There were five SEC teams that didn't go to a bowl game last year. They are ...
• Missouri, which went to seven straight bowl games its final seven years in the Big 12. Its first SEC season, it went 5-7 and missed out. That seems relevant to the conversation.
• Tennessee, which has been to 49 bowl games, from 1981-2010 missed qualifying for a bowl just three times and won a national championship at the end of the 1998 season. Yes, Derek Dooley struggled in a tough conference and was fired, but is Tennessee really the doormat Stoops is talking about?

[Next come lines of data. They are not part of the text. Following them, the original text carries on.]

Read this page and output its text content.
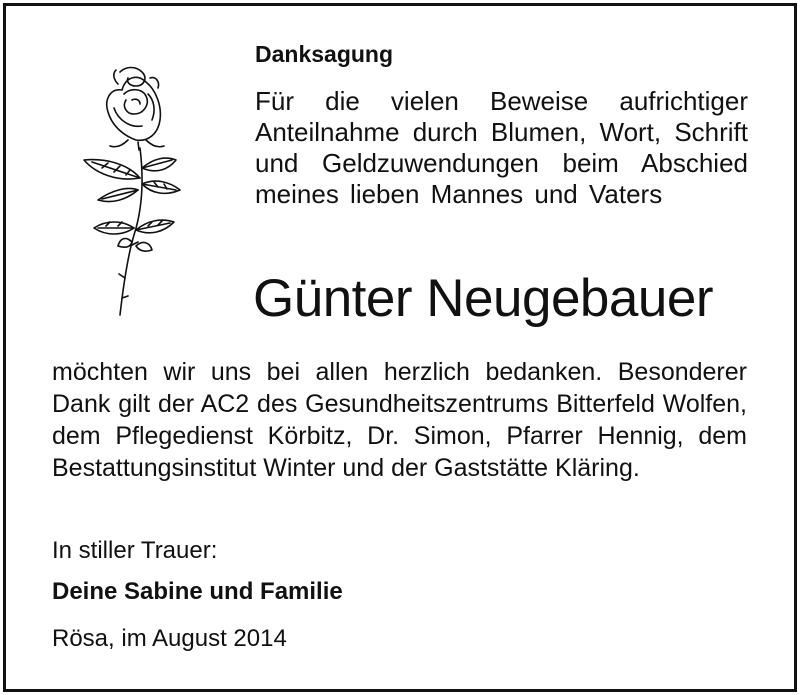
Danksagung

Für die vielen Beweise aufrichtiger Anteilnahme durch Blumen, Wort, Schrift und Geldzuwendungen beim Abschied meines lieben Mannes und Vaters

Günter Neugebauer

möchten wir uns bei allen herzlich bedanken. Besonderer Dank gilt der AC2 des Gesundheitszentrums Bitterfeld Wolfen, dem Pflegedienst Körbitz, Dr. Simon, Pfarrer Hennig, dem Bestattungsinstitut Winter und der Gaststätte Kläring.

In stiller Trauer:

Deine Sabine und Familie

Rösa, im August 2014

• Auburn, which won a national championship 28 months ago.
• Arkansas, which was ranked 12th at the end of the 2010 season, fifth at the end of the 2011 season and probably would have been at least top five in the 2012 preseason poll (the Razorbacks were 10th) had it not been for the Bobby Petrino fiasco. They struggled mightily last season, but there were decent reasons why. And again, with six of the best teams in the nation at top of the conference, someone has to lose.
• Kentucky, which is kind of a basketball school. The Wildcats don't care much about football. Stoops should recognize schools like this, considering he plays in the same conference as Kansas.
So that's your list of also-rans that Stoops thinks drags down the SEC. A couple relatively recent national champions, a perennial bowl team when it was in the Big 12, a team that is one season removed from being ranked fifth in the nation, and the 2012 national basketball champions.
Stoops apparently thinks other conference's doormats are far better than that. Did Indiana win a national title a few years ago? Has Duke played in 49 bowl games? Again, when you play in a conference which is so good at the top, the bottom has to lose some games. The SEC has to end up with a cumulative .500 record in conference games. Simple math. And we haven't even gotten into the national championships streak or the NFL draft record the SEC just set. Stoops at least owns up to the fact that's legitimate. He should know, considering Texas A&M blasted his team in the Cotton Bowl this past January. The rest of Stoops' argument is wrong, but at least he's correct on that elite teams part of it.
We're not picking on Stoops. He's a great coach with a great program. He has one of the few programs that could go to the SEC and compete every year. That's the best compliment we can give him.